The present work appears to be one of the earliest stages of this process, which is hinted at through the appearance of several small red objects that seem to be floating just above the table – and which appear to be the building blocks for The House of Opportunity. This imaginary construction, which Borremans situates in places like the Louvre, the countryside or as a sculptural object in his exhibitions, is connected by this formal element that suggests that the individually fragmented images are to be understood as part of a larger narrative.

This is where the artist’s practice, which to some extend is rooted in a historical mode of painting, becomes decidedly contemporary. The stream of interconnected images that permeates society in the 21st century is mirrored in Borremans’ complex narratives. As he explains: “These days, you can’t help being influenced by film and photography. Those disciplines have had such a far-reaching effect on the way we look at nature and reality. We have become used to seeing within frames. In the past, people had a larger periphery to their gaze” (Michael Borremans in conversation with Kurt Snoekx: ‘Michaël Borremans: As Sweet as it Gets,’ Bruzz, February 2014, online).

But the narrative of Prospects extends beyond the artist’s own oeuvre. Besides the surrealist painters that he is often compared with, there is a strong influence of old master painters –which in this painting is particularly pertinent. One can hardly ignore the visual similarities between Prospects and Borremans’ favourite painting, which he fondly discusses from a philosophical perspective on his own practice: “It only happens rarely, but when everything has gone perfectly in a painting, that really gives a kick. But that is very fragile, as if you were building a house of cards. Maybe that’s why Chardin’s The House of Cards is my favourite painting, come to think of it. Yes! That’s a really good metaphor: making a painting is like building a house of cards: it can collapse at any second” (ibid.).

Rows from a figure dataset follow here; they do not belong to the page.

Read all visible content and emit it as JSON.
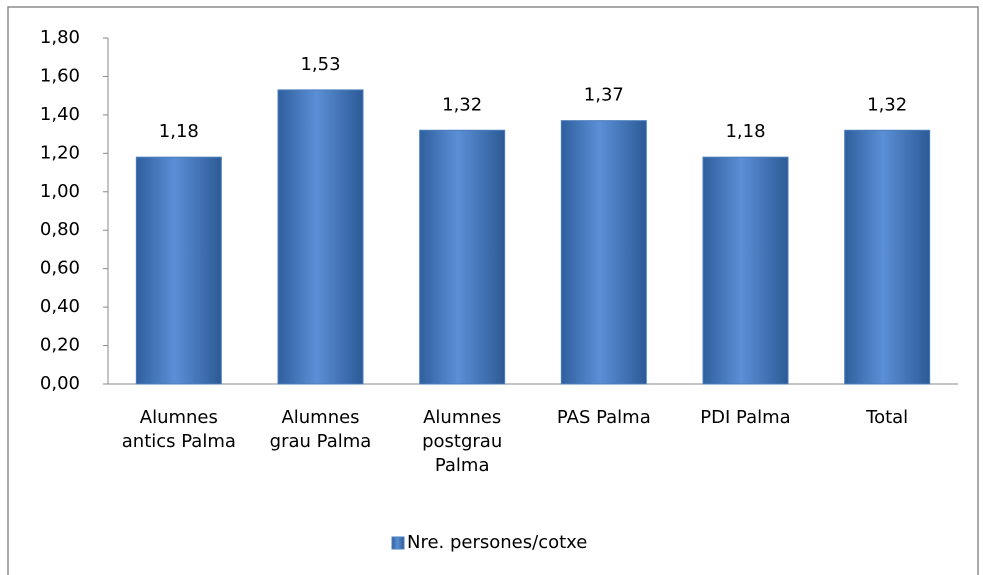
{
  "chart_data": {
    "type": "bar",
    "categories": [
      "Alumnes antics Palma",
      "Alumnes grau Palma",
      "Alumnes postgrau Palma",
      "PAS Palma",
      "PDI Palma",
      "Total"
    ],
    "series": [
      {
        "name": "Nre. persones/cotxe",
        "color": "#4a7ebb",
        "values": [
          1.18,
          1.53,
          1.32,
          1.37,
          1.18,
          1.32
        ],
        "value_labels": [
          "1,18",
          "1,53",
          "1,32",
          "1,37",
          "1,18",
          "1,32"
        ]
      }
    ],
    "ylim": [
      0,
      1.8
    ],
    "yticks": [
      {
        "value": 0,
        "label": "0,00"
      },
      {
        "value": 0.2,
        "label": "0,20"
      },
      {
        "value": 0.4,
        "label": "0,40"
      },
      {
        "value": 0.6,
        "label": "0,60"
      },
      {
        "value": 0.8,
        "label": "0,80"
      },
      {
        "value": 1,
        "label": "1,00"
      },
      {
        "value": 1.2,
        "label": "1,20"
      },
      {
        "value": 1.4,
        "label": "1,40"
      },
      {
        "value": 1.6,
        "label": "1,60"
      },
      {
        "value": 1.8,
        "label": "1,80"
      }
    ],
    "legend": "bottom"
  }
}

The artist’s own The House of Opportunity and the series of related works could therefore be considered as a reflection on painting itself. The fragility in Prospects is hinted at by the fleeting presence of the floating red objects that its two enigmatic figures attempt to engage with. Perfectly capturing Michaël Borremans’ characteristic sense of mystery with a depth of fascinating narrative, this makes the present work an outstanding painting within his practice.